TLDR:
I think for me I would say I believe nature to be an expandable concept. Certainly the idea of other forms of consciousness is an idea that fits within nature. The idea that there may be areas outside the closed system of our universe that can interact with us is an interesting one and could work as an explanation for god, but in explaining god you reduce god to the natural. I'm capable of imagining some alternate universe idea where the laws of nature act in a different fashion, but I think the thing to do would be to expand the definition of "natural" to cover those areas as.
The idea of a god is a religious one. Most religious people at least pay lip service the the modern major organized religions that endorse dogmatic views that discourage investigation and that discourage the search for explanation from nature. That's what repulses me. Most religions have a stance that they believe there is a god and that he is believed to have accomplished acts X, Y, and Z and to have said words A, B, and C, and that he wishes us to do 1, 2, and 3. Any questioning of X, Y, Z, A, B, C, 1, 2, or 3 is heresy. God is employed as a conceptual enforcer of the dogma. For articles of faith that beg explanation the answer is that "who are we to question God?" For articles of faith that conflict with nature the riposte is that "God acts in mysterious ways, and that God trumps science." For the religious, God is an ultimate point from which further questions are unnecessary and in fact morally wrong. For one who likes to search for explanations, God represents the ultimate throwing up of one's hands and an abandonment of the search.

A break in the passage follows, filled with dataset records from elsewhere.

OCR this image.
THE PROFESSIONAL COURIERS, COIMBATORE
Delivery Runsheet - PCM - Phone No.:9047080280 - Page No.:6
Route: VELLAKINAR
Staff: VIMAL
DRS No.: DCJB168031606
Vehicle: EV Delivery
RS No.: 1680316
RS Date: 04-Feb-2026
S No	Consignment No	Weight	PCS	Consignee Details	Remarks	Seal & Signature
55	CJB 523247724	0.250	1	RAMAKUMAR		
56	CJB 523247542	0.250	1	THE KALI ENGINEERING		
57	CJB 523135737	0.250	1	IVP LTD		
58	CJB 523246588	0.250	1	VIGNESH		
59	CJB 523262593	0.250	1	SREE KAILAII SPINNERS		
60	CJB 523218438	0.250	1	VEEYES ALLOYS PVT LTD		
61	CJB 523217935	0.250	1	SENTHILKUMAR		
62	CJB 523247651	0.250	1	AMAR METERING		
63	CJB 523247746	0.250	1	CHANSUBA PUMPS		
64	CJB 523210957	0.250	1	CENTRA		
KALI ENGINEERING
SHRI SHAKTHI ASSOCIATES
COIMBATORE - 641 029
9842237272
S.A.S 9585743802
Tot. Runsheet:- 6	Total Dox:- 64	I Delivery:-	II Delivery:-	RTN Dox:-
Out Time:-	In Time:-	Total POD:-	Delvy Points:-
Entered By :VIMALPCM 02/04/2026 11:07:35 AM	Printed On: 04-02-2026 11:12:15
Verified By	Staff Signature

Of course there's also a more basic religious belief of god than that of the organized religions. Take Agnosticism, for example. Many agnostics would doubtless bristle at the idea that they held a religious belief of god, but I think the description is an accurate one. Agnosticism purports to endorse the view that whether or not god exists is an unknowable thing. The Agnostic's very use of the term "god," however is telling. If we follow the view that God may exist in some form that our modern science can't explain and that he is unbound by our natural laws because he is outside of our closed universe, then we can say very little about God, however the concept of a god does not allow it's use for natural concepts like "gravity" or "oxidation" or "evolution." So we can narrow down the extra-universal area of what could be god a little. By definition, God is an entity. The concept of god also doesn't allow it's use for sterile natural objects like "a pulsar" or "iron" or "a photon." By definition, God is a conscious entity. Other godly attributes are necessarily assignable as well, such as "importance," "power," and possibly even "beneficence." After all, the term connotes an importance that transcends simply the definition of the "conscious entity." If our universe were doubled, surely our doubles in the other universe would not be gods. In other words "god" is not a term that is used to refer simply to generic extra-universal conscious entities. So the Agnostic view is that whether or not an important powerful conscious entity of probable beneficence exists outside of our closed universe is unknowable.

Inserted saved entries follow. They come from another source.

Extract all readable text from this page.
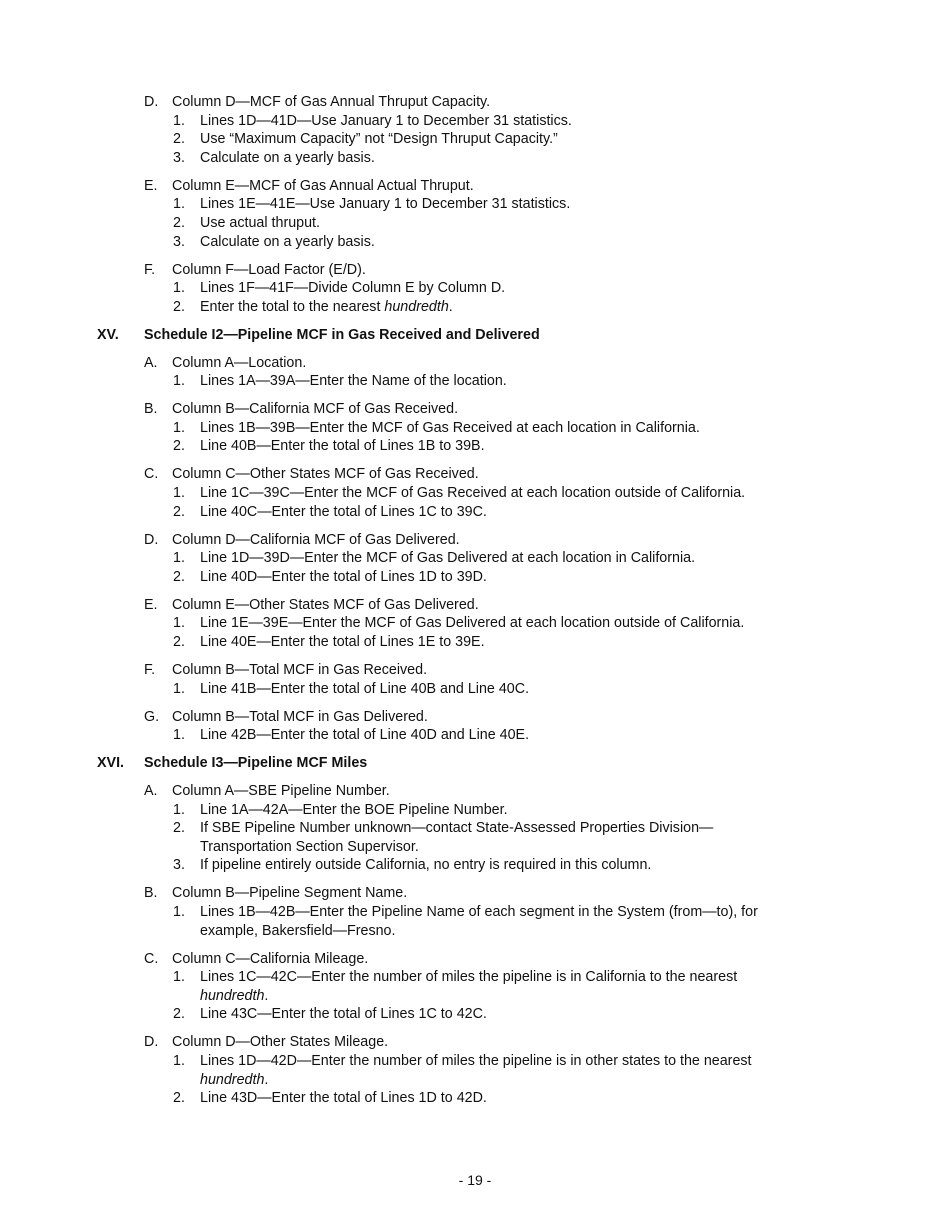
D. Column D—MCF of Gas Annual Thruput Capacity.
1. Lines 1D—41D—Use January 1 to December 31 statistics.
2. Use “Maximum Capacity” not “Design Thruput Capacity.”
3. Calculate on a yearly basis.
E. Column E—MCF of Gas Annual Actual Thruput.
1. Lines 1E—41E—Use January 1 to December 31 statistics.
2. Use actual thruput.
3. Calculate on a yearly basis.
F. Column F—Load Factor (E/D).
1. Lines 1F—41F—Divide Column E by Column D.
2. Enter the total to the nearest hundredth.
XV. Schedule I2—Pipeline MCF in Gas Received and Delivered
A. Column A—Location.
1. Lines 1A—39A—Enter the Name of the location.
B. Column B—California MCF of Gas Received.
1. Lines 1B—39B—Enter the MCF of Gas Received at each location in California.
2. Line 40B—Enter the total of Lines 1B to 39B.
C. Column C—Other States MCF of Gas Received.
1. Line 1C—39C—Enter the MCF of Gas Received at each location outside of California.
2. Line 40C—Enter the total of Lines 1C to 39C.
D. Column D—California MCF of Gas Delivered.
1. Line 1D—39D—Enter the MCF of Gas Delivered at each location in California.
2. Line 40D—Enter the total of Lines 1D to 39D.
E. Column E—Other States MCF of Gas Delivered.
1. Line 1E—39E—Enter the MCF of Gas Delivered at each location outside of California.
2. Line 40E—Enter the total of Lines 1E to 39E.
F. Column B—Total MCF in Gas Received.
1. Line 41B—Enter the total of Line 40B and Line 40C.
G. Column B—Total MCF in Gas Delivered.
1. Line 42B—Enter the total of Line 40D and Line 40E.
XVI. Schedule I3—Pipeline MCF Miles
A. Column A—SBE Pipeline Number.
1. Line 1A—42A—Enter the BOE Pipeline Number.
2. If SBE Pipeline Number unknown—contact State-Assessed Properties Division—
Transportation Section Supervisor.
3. If pipeline entirely outside California, no entry is required in this column.
B. Column B—Pipeline Segment Name.
1. Lines 1B—42B—Enter the Pipeline Name of each segment in the System (from—to), for
example, Bakersfield—Fresno.
C. Column C—California Mileage.
1. Lines 1C—42C—Enter the number of miles the pipeline is in California to the nearest
hundredth.
2. Line 43C—Enter the total of Lines 1C to 42C.
D. Column D—Other States Mileage.
1. Lines 1D—42D—Enter the number of miles the pipeline is in other states to the nearest
hundredth.
2. Line 43D—Enter the total of Lines 1D to 42D.
- 19 -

Considering that nothing outside of our closed universe is knowable, the fact that we are able to assign by definition attributes to a concept like God evokes the concept of the vanishingly small probability. Considering that we are totally unknowing about matters beyond the closed universe we inhabit, the idea that we know anything about anything extra-universal is a virtual impossibility. The agnostic is forced then to dwell in the 0.01% virtual fingernail of uncertainty that exists simply due to the fact that because we know nothing, anything we suggest is possible. But is this kind of thing uncommon in the realm of science? Do scientists adopt theories that are merely virtually certain? Or do they require a more rigorous proof before they accept a theory? The answer is that for most scientists the benefit to science that derives from accepting virtually certain theories as accurate by far outweighs the negative effects of ignoring the vanishingly small possibilities.
So why does the science-minded agnostic so emphasize the fact that it is not a total certainty but merely a virtual certainty? The answer, I believe is that the Agnostic assigns great importance to the question. The question of whether there is a god or not is an existence-altering question. It is a foundation-rocking question. And to me this is proof positive that the agnostic holds a religious belief of god. To a non-religious person, the issue would be merely academic, but to one who has latched onto the 0.01% virtual fingernail of uncertainty relating to God's existence the issue is clearly of special significance. That special significance is religion.
What are we left with?
I'm ready to accept that there are things that science cannot yet explain. I'm ready to accept that there could be extra-universal realms where our natural laws fail. I'm ready to expand the definition of nature to cover things that are currently outside of our closed system as well as those that are within our system. I draw the line, however, at making predictions about the characteristics of anything that falls outside of the current corpus scientis. I will happily accept the virtual certainty that something we have imagined to exist outside of our universe does in fact not exist given our limited imaginations and our predilection for inaccurate predictions. And finally, even if we were to be able to know of things outside of our closed system, by the very act of our expansion of "what is natural" to include these things we will have undone everything supernatural about them and we'll have stripped them of the portion of their godly significance that derives from their basic alterity. We'll be left with a natural process that can be understood and we'll have pulled down the beard of the proverbial shopping-mall Santa.